Last year, a Denver-based investigation of KB Home Mortgage Co. ended with a $3.2 million settlement that the Department of Housing and Urban Development called the largest administrative action ever by a review board against an FHA- approved lender.
KB Home was targeted because its FHA-insured loan default rates were "significantly higher than average," HUD spokesman Lemar Wooley said.
The settlement followed an investigation of alleged violations such as approving ineligible borrowers, approving loans based on overstated or incorrect income and failing to include all of borrowers' debts.
KB did not admit any wrongdoing as part of the settlement.
A neighborhood at risk
"Five or six years ago, this was cornfields." Matthew Revitte, a Greeley broker specializing in foreclosure sales, is driving through East Meadows, a neighborhood at the city's edge. Now, he said, "it looks like Chernobyl."
An eerie quietness pervades the neighborhood. Up and down the street, snow-covered sidewalks lead to vacant houses. Signs in windows warn the water is off and the property winterized. Before one, an unclaimed pile of belongings decays in the driveway.
On one long block, Revitte counts 14 of 40 houses with defaulted loans. A block over, foreclosure notices came to seven adjacent new houses, and only one of those homeowners managed to stay.
These were built by a local company, Lifestyle Homes, and sold at a time when it was easier to buy a house than rent one, Revitte said.
"The overwhelming number got in with no money down. Very few had reserves. Could they survive two months without a paycheck? No."
Maria and Saul Saldivar, who live next to the row of seven foreclosed houses, considered putting their house up for sale last summer. Their real estate agent told them not to bother.
They're unsure they could recover the $140,000 they paid nearly four years ago and the roughly $10,000 they spent finishing the basement.
"The houses haven't gone up in value," Maria Saldivar said. "When we bought it, they said, 'Finish the basement and the yard and you can sell it for $30,000 to $40,000 more in three or four years."'
Across the street, real estate agent Mark Llamas listed a house that went for $140,707 three years ago.
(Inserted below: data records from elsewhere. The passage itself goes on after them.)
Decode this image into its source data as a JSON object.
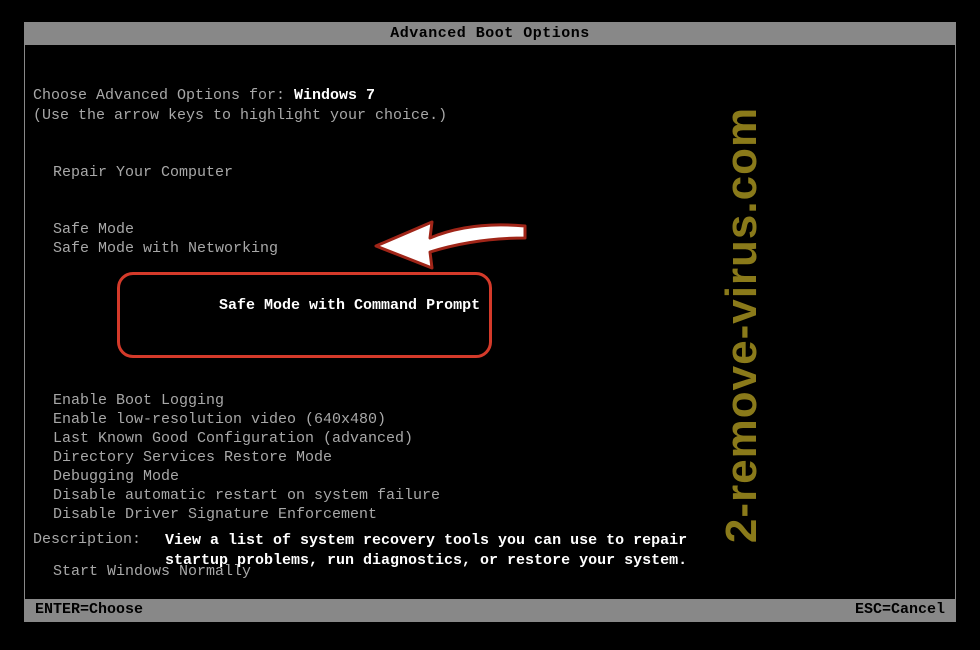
{
  "title": "Advanced Boot Options",
  "choose_prefix": "Choose Advanced Options for: ",
  "os_name": "Windows 7",
  "hint": "(Use the arrow keys to highlight your choice.)",
  "menu": {
    "repair": "Repair Your Computer",
    "safe_mode": "Safe Mode",
    "safe_mode_net": "Safe Mode with Networking",
    "safe_mode_cmd": "Safe Mode with Command Prompt",
    "boot_logging": "Enable Boot Logging",
    "low_res": "Enable low-resolution video (640x480)",
    "last_known": "Last Known Good Configuration (advanced)",
    "ds_restore": "Directory Services Restore Mode",
    "debugging": "Debugging Mode",
    "disable_restart": "Disable automatic restart on system failure",
    "disable_driver_sig": "Disable Driver Signature Enforcement",
    "start_normally": "Start Windows Normally"
  },
  "description": {
    "label": "Description:",
    "text": "View a list of system recovery tools you can use to repair\nstartup problems, run diagnostics, or restore your system."
  },
  "footer": {
    "enter": "ENTER=Choose",
    "esc": "ESC=Cancel"
  },
  "watermark": "2-remove-virus.com",
  "colors": {
    "highlight_border": "#d43a2a",
    "watermark": "#8a7a1a"
  }
}
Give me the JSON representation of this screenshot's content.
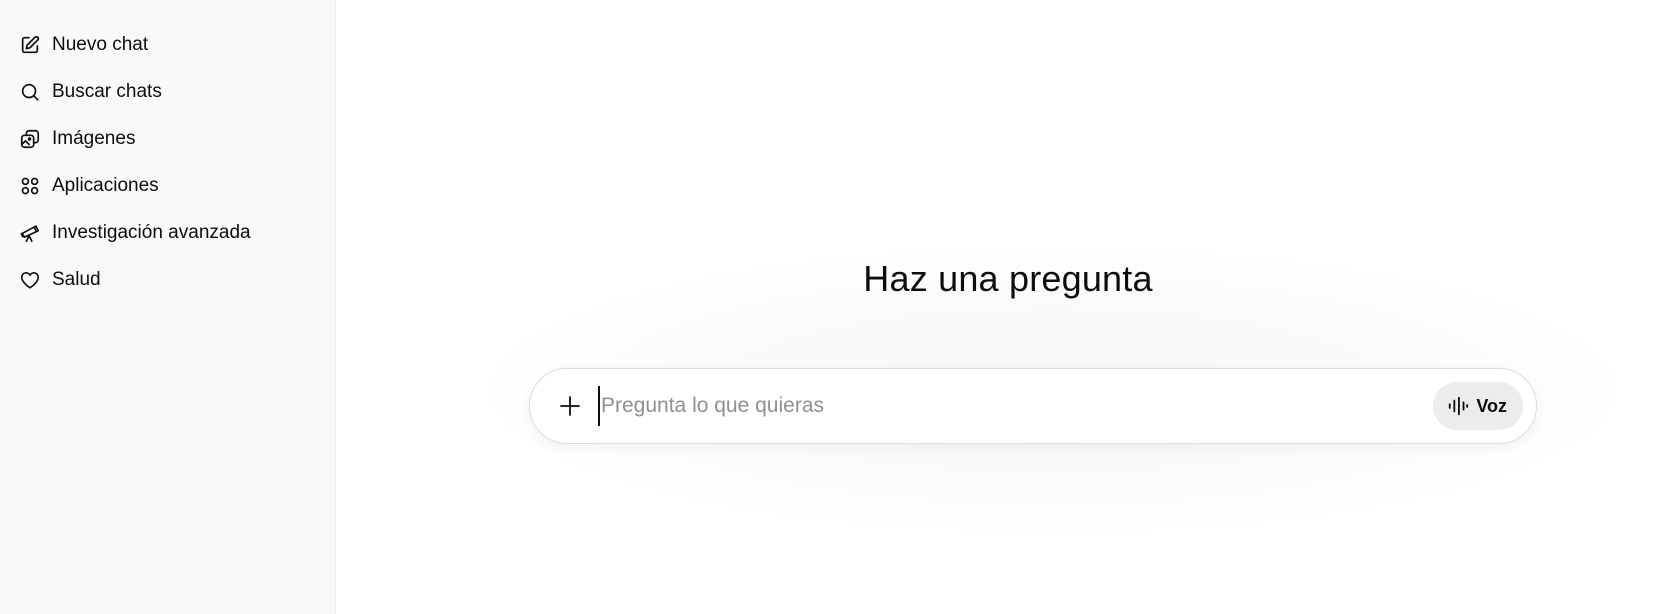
{
  "sidebar": {
    "items": [
      {
        "label": "Nuevo chat",
        "icon": "edit-icon"
      },
      {
        "label": "Buscar chats",
        "icon": "search-icon"
      },
      {
        "label": "Imágenes",
        "icon": "images-icon"
      },
      {
        "label": "Aplicaciones",
        "icon": "apps-grid-icon"
      },
      {
        "label": "Investigación avanzada",
        "icon": "telescope-icon"
      },
      {
        "label": "Salud",
        "icon": "heart-icon"
      }
    ]
  },
  "main": {
    "headline": "Haz una pregunta",
    "composer": {
      "placeholder": "Pregunta lo que quieras",
      "value": "",
      "add_icon": "plus-icon",
      "voice_icon": "voice-waveform-icon",
      "voice_label": "Voz"
    }
  },
  "colors": {
    "sidebar_bg": "#f9f9f9",
    "text": "#0d0d0d",
    "placeholder": "#8f8f8f",
    "voice_button_bg": "#ececec"
  }
}
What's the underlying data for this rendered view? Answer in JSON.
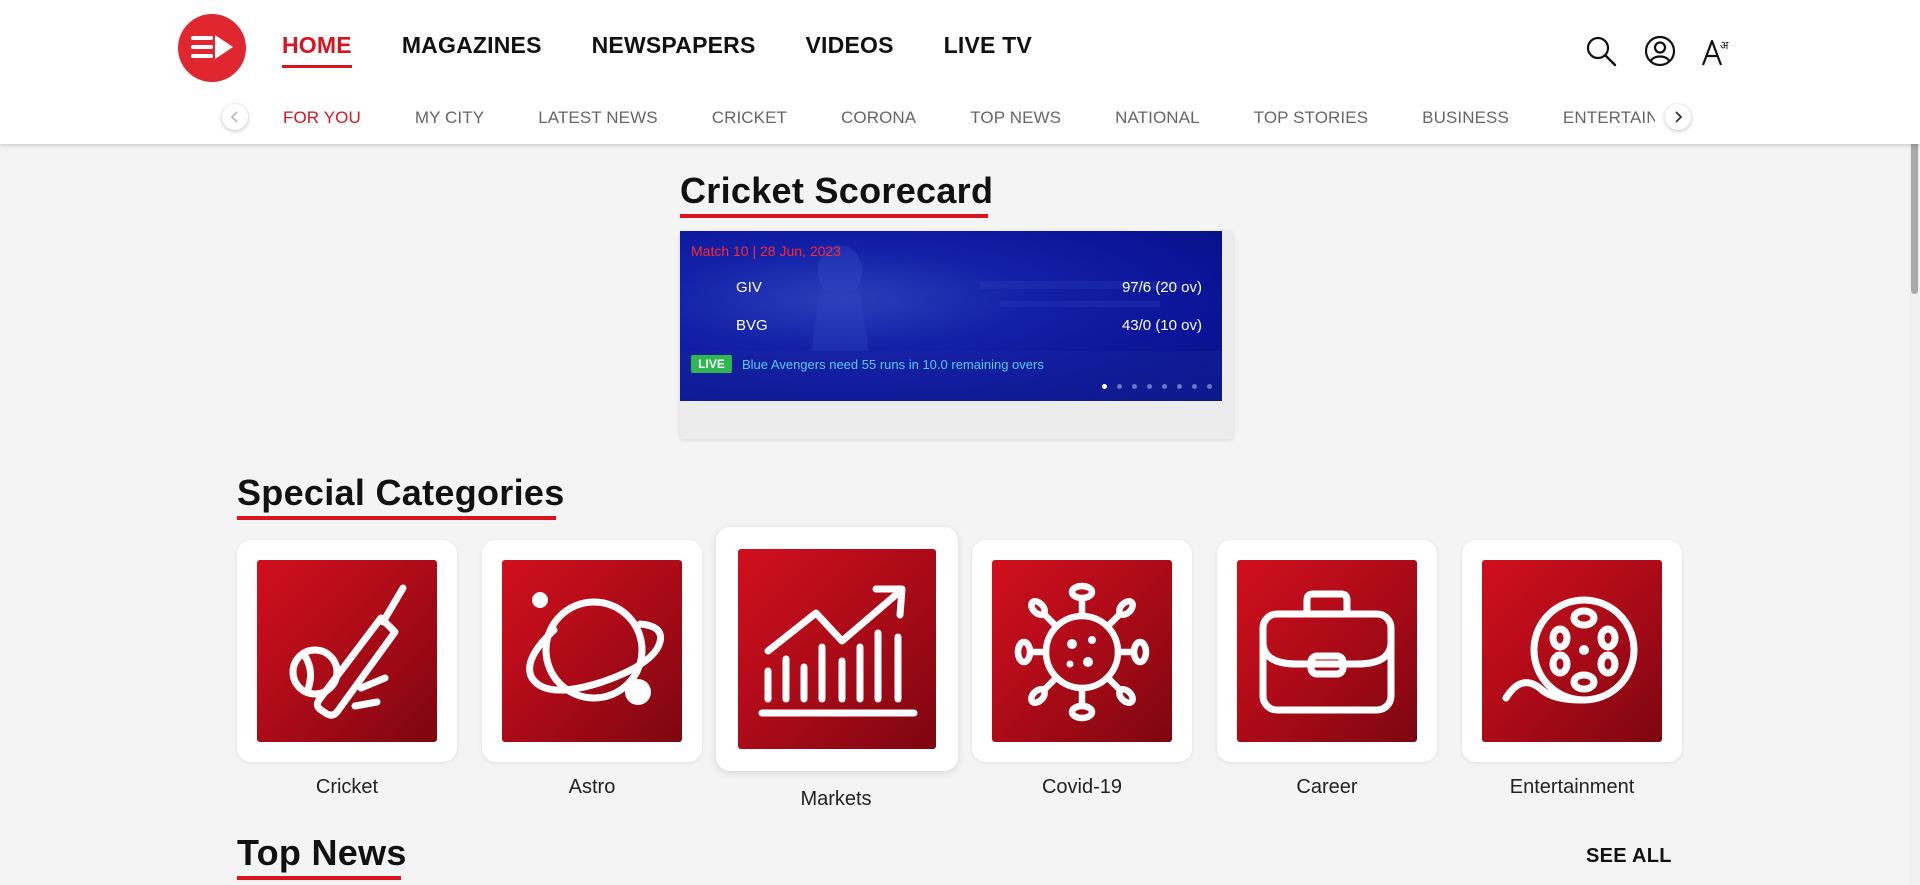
{
  "brand": {
    "accent": "#d8151f",
    "logo_color": "#e0262f"
  },
  "header": {
    "main_nav": [
      {
        "label": "HOME",
        "active": true
      },
      {
        "label": "MAGAZINES",
        "active": false
      },
      {
        "label": "NEWSPAPERS",
        "active": false
      },
      {
        "label": "VIDEOS",
        "active": false
      },
      {
        "label": "LIVE TV",
        "active": false
      }
    ],
    "icons": [
      "search-icon",
      "user-account-icon",
      "font-language-icon"
    ],
    "font_icon_text": "अ"
  },
  "sub_nav": {
    "items": [
      {
        "label": "FOR YOU",
        "active": true
      },
      {
        "label": "MY CITY"
      },
      {
        "label": "LATEST NEWS"
      },
      {
        "label": "CRICKET"
      },
      {
        "label": "CORONA"
      },
      {
        "label": "TOP NEWS"
      },
      {
        "label": "NATIONAL"
      },
      {
        "label": "TOP STORIES"
      },
      {
        "label": "BUSINESS"
      },
      {
        "label": "ENTERTAINMENT"
      }
    ]
  },
  "scorecard": {
    "title": "Cricket Scorecard",
    "match_info": "Match 10 | 28 Jun, 2023",
    "teams": [
      {
        "name": "GIV",
        "score": "97/6 (20 ov)"
      },
      {
        "name": "BVG",
        "score": "43/0 (10 ov)"
      }
    ],
    "live_label": "LIVE",
    "status": "Blue Avengers need 55 runs in 10.0 remaining overs",
    "slide_count": 8,
    "active_slide": 0
  },
  "special_categories": {
    "title": "Special Categories",
    "items": [
      {
        "label": "Cricket",
        "icon": "cricket-bat-ball-icon"
      },
      {
        "label": "Astro",
        "icon": "planet-icon"
      },
      {
        "label": "Markets",
        "icon": "market-chart-icon",
        "highlighted": true
      },
      {
        "label": "Covid-19",
        "icon": "virus-icon"
      },
      {
        "label": "Career",
        "icon": "briefcase-icon"
      },
      {
        "label": "Entertainment",
        "icon": "film-reel-icon"
      }
    ]
  },
  "top_news": {
    "title": "Top News",
    "see_all_label": "SEE ALL"
  }
}
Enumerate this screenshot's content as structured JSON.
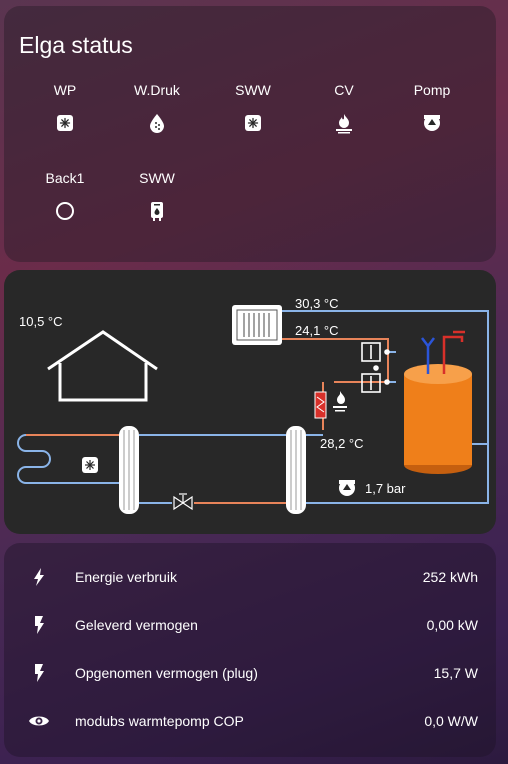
{
  "status": {
    "title": "Elga status",
    "entities": [
      {
        "label": "WP",
        "icon": "snowflake-sun-icon"
      },
      {
        "label": "W.Druk",
        "icon": "water-drop-icon"
      },
      {
        "label": "SWW",
        "icon": "snowflake-sun-icon"
      },
      {
        "label": "CV",
        "icon": "flame-icon"
      },
      {
        "label": "Pomp",
        "icon": "pump-icon"
      },
      {
        "label": "Back1",
        "icon": "circle-outline-icon"
      },
      {
        "label": "SWW",
        "icon": "water-boiler-icon"
      }
    ]
  },
  "schema": {
    "outdoor_temp": "10,5 °C",
    "supply_temp": "30,3 °C",
    "return_temp": "24,1 °C",
    "flow_temp": "28,2 °C",
    "pressure": "1,7 bar",
    "colors": {
      "hot": "#e8845a",
      "cold": "#8ab4e8",
      "tank": "#ef7f1a"
    }
  },
  "sensors": [
    {
      "name": "Energie verbruik",
      "value": "252 kWh",
      "icon": "flash-icon"
    },
    {
      "name": "Geleverd vermogen",
      "value": "0,00 kW",
      "icon": "flash-outline-icon"
    },
    {
      "name": "Opgenomen vermogen (plug)",
      "value": "15,7 W",
      "icon": "flash-outline-icon"
    },
    {
      "name": "modubs warmtepomp COP",
      "value": "0,0 W/W",
      "icon": "eye-icon"
    }
  ]
}
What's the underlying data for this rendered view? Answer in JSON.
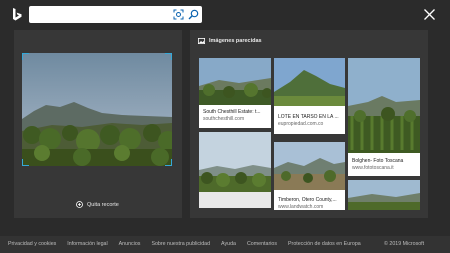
{
  "search": {
    "value": ""
  },
  "crop_label": "Quita recorte",
  "results_title": "Imágenes parecidas",
  "results": [
    {
      "caption": "South Chesthill Estate: t...",
      "source": "southchesthill.com"
    },
    {
      "caption": "LOTE EN TARSO EN LA ...",
      "source": "eupropiedad.com.co"
    },
    {
      "caption": "Bolghen- Foto Toscana",
      "source": "www.fototoscana.it"
    },
    {
      "caption": "",
      "source": ""
    },
    {
      "caption": "Timberon, Otero County,...",
      "source": "www.landwatch.com"
    },
    {
      "caption": "",
      "source": ""
    }
  ],
  "footer": {
    "links": [
      "Privacidad y cookies",
      "Información legal",
      "Anuncios",
      "Sobre nuestra publicidad",
      "Ayuda",
      "Comentarios",
      "Protección de datos en Europa"
    ],
    "copyright": "© 2019 Microsoft"
  },
  "colors": {
    "accent": "#35a8d8",
    "background": "#2b2b2b",
    "panel": "#373737"
  }
}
After a foreclosure, it recently sold for $102,580.
When the houses were new, "I didn't do a lot in East Meadows," Llamas said. "I thought the prices were a little high."
Lifestyle Homes president Brad Clarkson said he feels sorry for all the families who bought homes and lost them in East Meadows. But "it's absolutely due to factors beyond our control," he said.
He attributed the foreclosures in Greeley to predatory lending, a mass layoff at the Swift & Co. meatpacking plant two years ago and an atmosphere of fear and uncertainty among immigrant families who bought many of the new houses.
"We had to stop building homes in East Meadows," he said. "We couldn't compete with the foreclosures."

If you're buying
Advice from real estate experts to new-homebuyers:

If you're buying a new house and have questions about the asking price, bring a licensed real estate agent to represent you.

Get a written good-faith estimate of your anticipated mortgage payments. If the terms don't match at the loan closing, don't close.

Be wary of incentives that don't increase the value of your new home. If you get $30,000 to pay off credit card debts and your car, you're probably paying $30,000 too much for the house. That will make it hard to refinance or sell.